Do you ever have those nights when it’s 5 or 5:30 and you notice the time and say ” AHHH, what are we having for dinner??” I do this far to much. My day time flies by way to fast when I have lots to get done. I had this very thought Monday night, so I racked my brain for ideas. I actually came to my very own blog to come up with an idea. I had remembered that I made Chicken Pot Pie not too long ago. My family loved that. The only thing was I didn’t have time for a pie. Actually I didn’t feel like making a pie, so I thought how about pasta. I could make the same filling I put in the Chicken Pot Pie, but leave the potatoes out. Then pour it over egg noodles and bake it. Genius!! It was genius. My family loved it. It was a hit for sure, so of course that means I have got to share it with you all. Hope you enjoy my Chicken Noodle Casserole.

3/4 c. sliced carrots

1/2 c. butter

2/3 c. diced onions

1 1/4 t. salt

1/2 t. pepper

1/4 t.
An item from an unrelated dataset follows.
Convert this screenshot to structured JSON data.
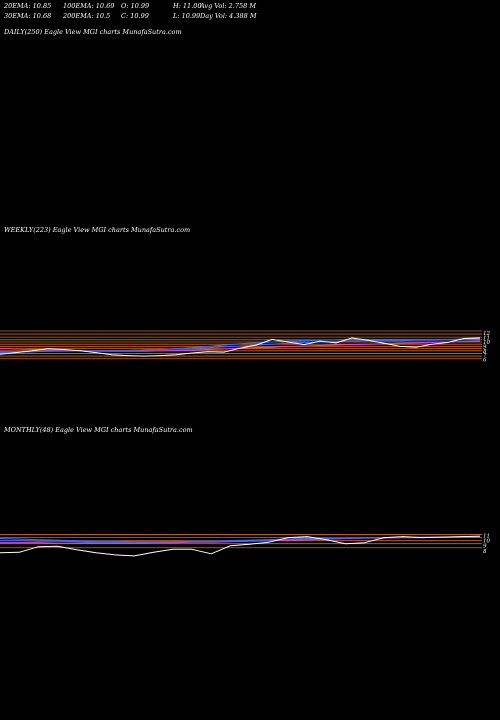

Italian seasoning

1 t. garlic salt

1/2 c. flour

1/2 c. chicken broth

3 c. shredded chicken

1/3 c. green beans sliced in thirds

1/3 c. green peas

1/2 c. corn kernels

1 can of cream of chicken soup

2 cups of egg noodles

Cook your chicken ahead of time to make this meal quicker. If you forget to make it a head of time you can put it under the broiler while you prepare the rest. Put the water on to boil the egg noodles. Cook the noddles.  Meanwhile, toss carrots and onions in a pan with the butter to saute together until the carrots are tender. Add the corn, peas, beans, chicken, chicken broth, seasonings and cream of chicken soup to the pan. Stir well and cook on medium until boiling a little. Then stir in your cooked and drained egg noodles. Make sure all the noodles are covered with the sauce. Preheat oven to 350 degrees. Add casserole to a greased 9 inch casserole dish. Bake for 30 minutes.